Question: How to convert ion torrent Reads into Wiggle by galaxy?
4.2 years ago
United States
I just obtained a set of BAM file that is obtained by Ion Torrent(our collaborator helped with the mapping already).

I used to use galaxy to process illumina reads, MACS in galaxy main instance will convert my SAM/BAM file into wiggle simultaneously while doing peak calling.

Now I found that I cannot do the same for Ion Torrent data(I figure I cannot use MACS to do peak calling because unlike illumina ion torrent reads are not with fixed length).

There is also anther thing very odd: I got a lot of lines like 'Chr NT' in the bam file, what does those mean? I figured that possibly this is what caused the error.  Since my computer has only 2Gb ram I cannot use text editor to remove those lines(the BAM file is 3GB in size), is there any similar manipulation I could do by using galaxy?

Thank you in advance for answering the question.


4.1 years ago
United States
The basic steps to convert Bam to wiggle (wig) are: 

  1. BEDTools: Create a BedGraph of genome coverage
  2. Convert Formats: Wig/BedGraph-to-bigWig converter

Note that this is NOT the same thing as calling peaks. Those algorithms do more that count positional read depth from a mapping jobs. 

But I think you will need to solve the reference genome issue first, if that is the immediate issue (not exactly clear, but you can check).

"Chr NT" looks like a chromosome identifier to me. The reference genome used for mapping and that used by downstream tools must be identical. Check for a conflict with what you are using now, then consider using a Custom reference genome (obtain the .fasta from your colleague that did the mapping).

I would normally suggest adding in the genome natively to your instance, instead of using a Custom genome, but any of these operations will have problems running with so little memory. A good rule to follow is that if the tool will run line-command on a system, it will almost certainly run within Galaxy (same core resources are needed for the tool's operation).

Because of that, consider a larger server for processing:

  1. Main,
  2. Cloud,
  3. All options,

Best, Jen, Galaxy team

thank you very much!!!!

Hi, Jen:

If I were to ignore those Chr MT/NT, could you give me a suggestion how to do that in galaxy? if it was a smaller file I could just delete those lines by notepad++ by regular expression, but this file exceeded my computer capacity since it is too big. Can I do any regular expression maneuver in galaxy?

Thank you again!

The Select tool permits regular expression use. But the Filter tool may be a more direct method if just working with a single column and known filter criteria.

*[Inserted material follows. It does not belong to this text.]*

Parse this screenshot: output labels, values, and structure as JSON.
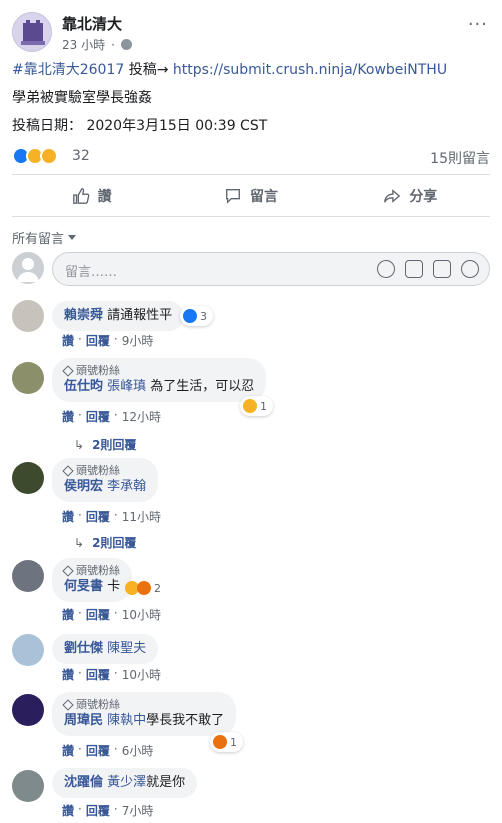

With either tool, you'll need to work with tabular data. BAM is compressed, so a BAM-to-SAM run with Samtools would be needed. Not sure how much disk you have, or if this will cause a problem with memory. Worth a try locally, then use a larger server if problems. This particular tool does not require a reference genome, so that is good. Going back the other way will - and if the genomes are not an exact match, expect to encounter issues.

thank you! I am trying according your instructions in galaxy main.